More than 400 Routemasters - known as the Boris Bus - are to be brought back to garages in the city after a passenger was injured in November.
Transport for London (TfL) said it informed the Department for Transport and Driver & Vehicle Standards Agency and the decision was made for the buses to be brought back for software updates.
The malfunction happened when a driver repeatedly pressed the 'door close' button.
The system became overloaded with close requests, causing a rear door to open.
Because the bus is programmed to brake when the doors open at speeds below 5mph, it braked suddenly, causing the injury to a passenger.
Wrightbus said it would not comment on the issue.
TfL said it was not footing the bill for the issue to be fixed.

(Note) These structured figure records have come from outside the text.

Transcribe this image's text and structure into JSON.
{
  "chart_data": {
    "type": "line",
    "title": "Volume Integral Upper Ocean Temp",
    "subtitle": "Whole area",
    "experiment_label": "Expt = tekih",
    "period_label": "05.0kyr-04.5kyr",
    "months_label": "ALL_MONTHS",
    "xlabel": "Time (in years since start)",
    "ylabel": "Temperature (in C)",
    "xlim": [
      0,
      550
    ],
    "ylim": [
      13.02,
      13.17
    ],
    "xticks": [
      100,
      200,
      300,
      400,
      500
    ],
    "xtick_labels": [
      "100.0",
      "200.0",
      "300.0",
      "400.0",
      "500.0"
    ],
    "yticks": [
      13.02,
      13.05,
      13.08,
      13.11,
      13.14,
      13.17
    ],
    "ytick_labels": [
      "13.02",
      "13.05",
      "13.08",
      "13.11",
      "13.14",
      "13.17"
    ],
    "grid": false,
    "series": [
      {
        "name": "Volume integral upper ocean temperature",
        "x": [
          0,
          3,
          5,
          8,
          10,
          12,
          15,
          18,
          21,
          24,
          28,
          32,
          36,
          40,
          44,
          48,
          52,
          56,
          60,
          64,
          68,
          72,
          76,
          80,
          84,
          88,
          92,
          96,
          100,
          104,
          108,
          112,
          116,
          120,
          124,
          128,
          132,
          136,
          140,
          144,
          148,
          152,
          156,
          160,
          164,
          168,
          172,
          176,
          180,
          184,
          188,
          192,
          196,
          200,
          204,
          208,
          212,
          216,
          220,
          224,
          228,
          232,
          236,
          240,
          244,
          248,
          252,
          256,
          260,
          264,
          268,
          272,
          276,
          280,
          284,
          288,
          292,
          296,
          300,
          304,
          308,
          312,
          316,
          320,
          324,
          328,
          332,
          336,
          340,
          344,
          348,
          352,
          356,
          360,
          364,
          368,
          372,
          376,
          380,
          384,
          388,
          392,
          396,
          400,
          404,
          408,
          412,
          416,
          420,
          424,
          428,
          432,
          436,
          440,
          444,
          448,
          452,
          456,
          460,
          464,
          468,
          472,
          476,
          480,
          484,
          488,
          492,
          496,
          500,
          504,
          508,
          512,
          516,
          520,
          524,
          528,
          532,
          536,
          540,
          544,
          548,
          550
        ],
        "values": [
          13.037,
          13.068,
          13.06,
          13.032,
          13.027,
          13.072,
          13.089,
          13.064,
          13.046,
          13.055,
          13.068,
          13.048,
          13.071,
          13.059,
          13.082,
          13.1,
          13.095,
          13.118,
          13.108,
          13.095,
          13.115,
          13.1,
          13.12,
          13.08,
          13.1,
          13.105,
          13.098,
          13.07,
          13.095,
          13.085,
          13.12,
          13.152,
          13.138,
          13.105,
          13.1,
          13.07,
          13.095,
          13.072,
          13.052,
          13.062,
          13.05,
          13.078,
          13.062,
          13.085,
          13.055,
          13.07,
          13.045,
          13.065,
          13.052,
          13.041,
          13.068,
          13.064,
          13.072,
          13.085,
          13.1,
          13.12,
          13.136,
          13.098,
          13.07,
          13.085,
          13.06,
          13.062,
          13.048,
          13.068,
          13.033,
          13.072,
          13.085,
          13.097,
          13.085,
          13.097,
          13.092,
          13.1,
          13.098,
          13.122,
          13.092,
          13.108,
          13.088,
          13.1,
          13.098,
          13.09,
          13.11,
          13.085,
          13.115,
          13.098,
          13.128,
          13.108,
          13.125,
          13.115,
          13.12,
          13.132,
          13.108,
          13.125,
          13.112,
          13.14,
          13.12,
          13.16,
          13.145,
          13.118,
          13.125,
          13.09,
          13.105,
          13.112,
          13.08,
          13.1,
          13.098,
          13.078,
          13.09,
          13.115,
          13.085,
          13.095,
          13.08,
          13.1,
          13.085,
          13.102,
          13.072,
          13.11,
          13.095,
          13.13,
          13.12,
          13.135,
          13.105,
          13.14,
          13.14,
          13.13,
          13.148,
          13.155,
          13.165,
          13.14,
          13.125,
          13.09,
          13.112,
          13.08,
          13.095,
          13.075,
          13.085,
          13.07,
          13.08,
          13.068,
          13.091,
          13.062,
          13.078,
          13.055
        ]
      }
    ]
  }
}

Gareth Powell, a director at TfL, said: "The fault we identified would only occur at very low speed and if the driver doesn't follow the correct procedure. As a precaution, the manufacturer, Wrightbus, is carrying out a software update at no cost to TfL."
More than half the affected buses have already been updated, with the work to be completed as soon as possible.
So far TfL has spent £350m on 1,000 of the hybrid buses, which cost £350,000 each.
But London Mayor Sadiq Khan, who succeeded Boris Johnson last year, has warned no more of the buses will be purchased by TfL, as he wishes to introduce more environmentally-friendly vehicles.
However, it's thought the Routemaster could be replaced with other buses made by Wrightbus.
Last year nearly 500 of the Routemaster vehicles were recalled because of steering problems.